About the Creators

Jack "Porcelain Crusher" Berg
When he is not destroying bathrooms elsewhere, Jack resides at the University of Miami. Once considered to be a hindrance, Jack has embraced his lactose intolerance with open arms, and lots of baby wipes. He is going to be a pilot in the greatest Air Force in the world, his only concern pooping at 36,000 Feet. He won Mr. Universe and the Nathans hot dog eating contest in the same year. He is known as a mountain guide in the wildernerness of West Milford where he fought off a drunk naked teenager with a pillow and a cot. He has won the prestigious "rookie of the year" two years in a row at Club Weems. He regularly dines with Sean Connery and Bruce Willis.

G "That doesn't smell like mud" Money
Coming from a long line of destructive doodie makers, Gary is a legacy learner. He has inherited skills through DNA that most would kill for, posers have trained for years to try and duplicate his poo prowess and failed. They don't teach what he knows. He is currently a coach at a northeast college and when he isn't blowing up bathrooms he builds houses for the homeless, finds cures for constipation, and visits the nations capital, because he is that patriotic. Some of his notable achievements include being the 12-time World Champion of the annual Lavalette Bocce Tournament. He is also considered to be a Crabs Claw alcohol connoisseur and an asamble in the wine world. He once kicked Arnold Shwartzenegger in the balls for eating his cannolli.

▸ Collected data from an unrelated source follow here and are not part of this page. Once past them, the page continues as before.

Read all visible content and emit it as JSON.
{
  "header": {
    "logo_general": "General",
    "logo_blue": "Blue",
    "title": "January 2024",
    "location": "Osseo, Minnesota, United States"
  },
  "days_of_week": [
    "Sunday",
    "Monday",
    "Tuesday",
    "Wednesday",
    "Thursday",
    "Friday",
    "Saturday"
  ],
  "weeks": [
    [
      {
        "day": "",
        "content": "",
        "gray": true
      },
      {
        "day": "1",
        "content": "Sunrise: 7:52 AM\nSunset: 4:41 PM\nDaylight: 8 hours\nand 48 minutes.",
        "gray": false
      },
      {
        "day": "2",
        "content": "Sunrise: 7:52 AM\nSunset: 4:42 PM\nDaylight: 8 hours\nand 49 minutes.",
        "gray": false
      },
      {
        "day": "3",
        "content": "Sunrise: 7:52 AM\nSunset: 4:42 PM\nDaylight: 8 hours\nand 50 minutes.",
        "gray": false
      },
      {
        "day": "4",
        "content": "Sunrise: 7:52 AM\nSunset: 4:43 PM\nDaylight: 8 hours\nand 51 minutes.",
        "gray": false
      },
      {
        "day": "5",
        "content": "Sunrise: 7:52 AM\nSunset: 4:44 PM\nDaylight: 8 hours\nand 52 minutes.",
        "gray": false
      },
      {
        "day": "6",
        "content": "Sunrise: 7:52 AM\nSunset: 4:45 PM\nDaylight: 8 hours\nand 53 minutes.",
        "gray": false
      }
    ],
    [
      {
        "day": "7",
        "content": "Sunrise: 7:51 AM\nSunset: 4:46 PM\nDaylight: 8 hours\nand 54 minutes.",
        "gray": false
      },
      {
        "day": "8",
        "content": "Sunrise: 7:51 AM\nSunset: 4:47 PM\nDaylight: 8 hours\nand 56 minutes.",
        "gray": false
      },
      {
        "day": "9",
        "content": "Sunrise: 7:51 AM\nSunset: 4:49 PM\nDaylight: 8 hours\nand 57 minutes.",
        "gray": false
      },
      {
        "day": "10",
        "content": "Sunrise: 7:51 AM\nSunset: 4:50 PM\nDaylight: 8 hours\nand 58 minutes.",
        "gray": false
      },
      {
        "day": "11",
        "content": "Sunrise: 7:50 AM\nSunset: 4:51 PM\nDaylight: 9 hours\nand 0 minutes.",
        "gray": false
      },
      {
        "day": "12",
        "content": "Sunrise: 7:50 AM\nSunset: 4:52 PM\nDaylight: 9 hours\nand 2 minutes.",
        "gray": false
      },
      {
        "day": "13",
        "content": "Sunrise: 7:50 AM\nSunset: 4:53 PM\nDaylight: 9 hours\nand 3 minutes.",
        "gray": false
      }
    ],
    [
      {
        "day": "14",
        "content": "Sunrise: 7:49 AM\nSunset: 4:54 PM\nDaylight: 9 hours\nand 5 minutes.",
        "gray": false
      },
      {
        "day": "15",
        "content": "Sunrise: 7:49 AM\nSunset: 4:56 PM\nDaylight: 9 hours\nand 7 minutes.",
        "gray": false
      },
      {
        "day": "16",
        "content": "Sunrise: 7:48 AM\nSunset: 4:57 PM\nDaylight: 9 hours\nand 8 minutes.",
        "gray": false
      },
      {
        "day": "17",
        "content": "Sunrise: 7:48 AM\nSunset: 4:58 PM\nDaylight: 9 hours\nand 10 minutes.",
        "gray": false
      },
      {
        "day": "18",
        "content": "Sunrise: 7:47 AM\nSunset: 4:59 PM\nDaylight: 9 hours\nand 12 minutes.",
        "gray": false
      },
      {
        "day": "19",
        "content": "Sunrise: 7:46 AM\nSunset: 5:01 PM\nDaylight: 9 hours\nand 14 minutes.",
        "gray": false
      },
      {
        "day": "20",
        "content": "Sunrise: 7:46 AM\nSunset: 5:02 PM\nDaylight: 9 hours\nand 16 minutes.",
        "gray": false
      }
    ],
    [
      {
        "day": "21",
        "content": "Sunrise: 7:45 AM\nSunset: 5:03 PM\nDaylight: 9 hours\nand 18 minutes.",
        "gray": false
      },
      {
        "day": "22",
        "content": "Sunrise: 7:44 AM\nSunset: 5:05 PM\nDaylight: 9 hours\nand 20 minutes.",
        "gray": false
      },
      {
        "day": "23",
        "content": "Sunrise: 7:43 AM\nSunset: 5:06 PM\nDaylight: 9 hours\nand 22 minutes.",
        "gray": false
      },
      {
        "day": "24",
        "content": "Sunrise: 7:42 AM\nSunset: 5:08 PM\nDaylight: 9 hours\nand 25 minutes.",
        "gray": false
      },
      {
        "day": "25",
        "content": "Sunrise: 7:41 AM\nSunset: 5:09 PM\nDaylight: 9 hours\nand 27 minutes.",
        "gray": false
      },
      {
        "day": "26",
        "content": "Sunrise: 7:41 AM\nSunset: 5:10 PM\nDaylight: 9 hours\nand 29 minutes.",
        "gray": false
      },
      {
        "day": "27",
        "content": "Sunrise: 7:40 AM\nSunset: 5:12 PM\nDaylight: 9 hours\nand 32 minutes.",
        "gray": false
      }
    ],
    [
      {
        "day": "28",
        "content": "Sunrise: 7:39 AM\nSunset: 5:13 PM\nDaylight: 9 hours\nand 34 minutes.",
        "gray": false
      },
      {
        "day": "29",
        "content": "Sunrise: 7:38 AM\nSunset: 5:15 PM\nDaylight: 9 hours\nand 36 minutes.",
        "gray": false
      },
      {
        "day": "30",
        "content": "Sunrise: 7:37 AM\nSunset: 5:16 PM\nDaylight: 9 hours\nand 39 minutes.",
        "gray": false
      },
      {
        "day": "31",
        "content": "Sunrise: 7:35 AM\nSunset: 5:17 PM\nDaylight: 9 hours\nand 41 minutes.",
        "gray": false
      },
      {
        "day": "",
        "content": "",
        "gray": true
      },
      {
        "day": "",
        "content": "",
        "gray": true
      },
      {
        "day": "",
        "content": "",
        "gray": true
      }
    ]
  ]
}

Saturday, December 5, 2009

The Protein Shake

I bet the majority of you know where I'm going with this just from the title. You probably read it and immediately harsh and violent memories entered your mind. Almost every semi-athletic male has gone to the gym before, to get their swell on, and after (and sometimes before) has indulged in a protein shake. Hey if your gonna be breaking your balls in the gym for 2 hours, you mine as well get the most out of your workout (Brady Quinn's workout isn't over until he has one see link). There are many kinds and brands (Fucking Muscle Milk bro!) that are concocted with amino acids and various other nutrients to really maximize your workout and help you out, but there is one side effect noticeably missing from the bottle. I call it "The protein shake shit" (a chill just went down my spine).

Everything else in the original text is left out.